He reached the left flank of the infantry company, into open ground where one of the sheltering companies would form when called up to the line. It felt very lonely and vulnerable to be out there on his own, of a sudden, and he understood a common soldier's assurance of having others at his sides, and his rear-rank man backing him up.

Boom-boom-boom, buh-buh-buh-boom-boom-boom “Vive l'Empereur!”
; it was very close now, the nearest column panting and gasping for air as it struggled to climb the slope to the British lines. Musketry erupted downslope from the skirmishing companies as they fired, then fell back, re-loading on the go. The front of the column looked to be about two hundred yards away, and Lewrie nodded, then un-slung his Ferguson, looked for an officer to target, and put the butt to his shoulder, looking down the barrel.
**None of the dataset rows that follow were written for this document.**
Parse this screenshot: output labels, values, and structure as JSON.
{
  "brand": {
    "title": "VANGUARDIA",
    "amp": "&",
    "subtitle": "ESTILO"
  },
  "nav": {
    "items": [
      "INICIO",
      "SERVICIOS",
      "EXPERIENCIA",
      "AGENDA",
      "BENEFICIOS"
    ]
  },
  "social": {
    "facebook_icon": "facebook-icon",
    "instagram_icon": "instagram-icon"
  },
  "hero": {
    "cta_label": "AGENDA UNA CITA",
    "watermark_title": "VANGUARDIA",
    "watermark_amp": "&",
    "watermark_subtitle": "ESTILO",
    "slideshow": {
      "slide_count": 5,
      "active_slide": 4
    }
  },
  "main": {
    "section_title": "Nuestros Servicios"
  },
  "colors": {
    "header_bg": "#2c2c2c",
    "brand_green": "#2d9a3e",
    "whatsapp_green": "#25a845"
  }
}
There! He spotted a French officer with a dark red sash round his waist, his sword out and waving to urge them on. He had one of those long mustachios. Lewrie drew his weapon back to full cock, and took aim. The late Major Patrick Ferguson, inventor of his rifled musket who had died at the Battle of King's Mountain in the American Revolution, might have intended long-range accuracy, but he hadn't done much by way of improving front and rear sights to achieve it.
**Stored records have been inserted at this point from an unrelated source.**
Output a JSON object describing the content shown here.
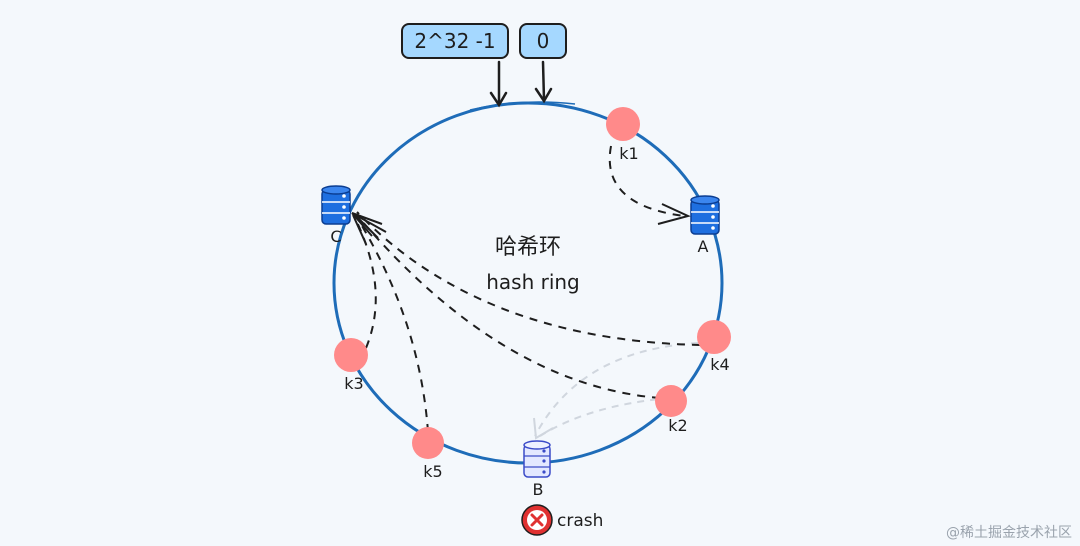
{
  "ring": {
    "title": "哈希环",
    "subtitle": "hash ring",
    "max_label": "2^32 -1",
    "zero_label": "0"
  },
  "servers": [
    {
      "id": "server-a",
      "label": "A",
      "color": "#1e6fe0",
      "status": "active"
    },
    {
      "id": "server-b",
      "label": "B",
      "color": "#9aa6f2",
      "status": "crashed"
    },
    {
      "id": "server-c",
      "label": "C",
      "color": "#1e6fe0",
      "status": "active"
    }
  ],
  "keys": [
    {
      "id": "k1",
      "label": "k1"
    },
    {
      "id": "k2",
      "label": "k2"
    },
    {
      "id": "k3",
      "label": "k3"
    },
    {
      "id": "k4",
      "label": "k4"
    },
    {
      "id": "k5",
      "label": "k5"
    }
  ],
  "crash": {
    "label": "crash",
    "icon": "close-circle-icon"
  },
  "watermark": "@稀土掘金技术社区",
  "colors": {
    "ring": "#1e6cb8",
    "key_node": "#ff8a8a",
    "box_fill": "#a5d8ff",
    "crash_red": "#e03131",
    "ghost_arrow": "#d0d6de"
  }
}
Lewrie held aim above the officer's shako, drew a breath and let it slowly out, then pulled the trigger, just as the officer turned to face his men and march backwards to say something to them. The bullet, fired downhill, didn't follow the usual descending arc, and struck him square between the shoulder blades, punching the Frenchman facedown dead.

Here,
that's
cheerin'!
Lewrie told himself as he opened the breech and tore a fresh cartidge open with his teeth. In a trice, he was loaded again, seeking a new target, and finding one, this one a senior officer with lots of gold-lace on his coat and a fore-and-aft bicorne on his head, adorned with egret plumes. He aimed smaller, this time, taking advantage of the flatter trajectory of a round fired downhill, holding only a foot above the egret plumes and firing. He hit the officer full in the cheek below his left eye and saw the back of his head explode into his soldiers' faces!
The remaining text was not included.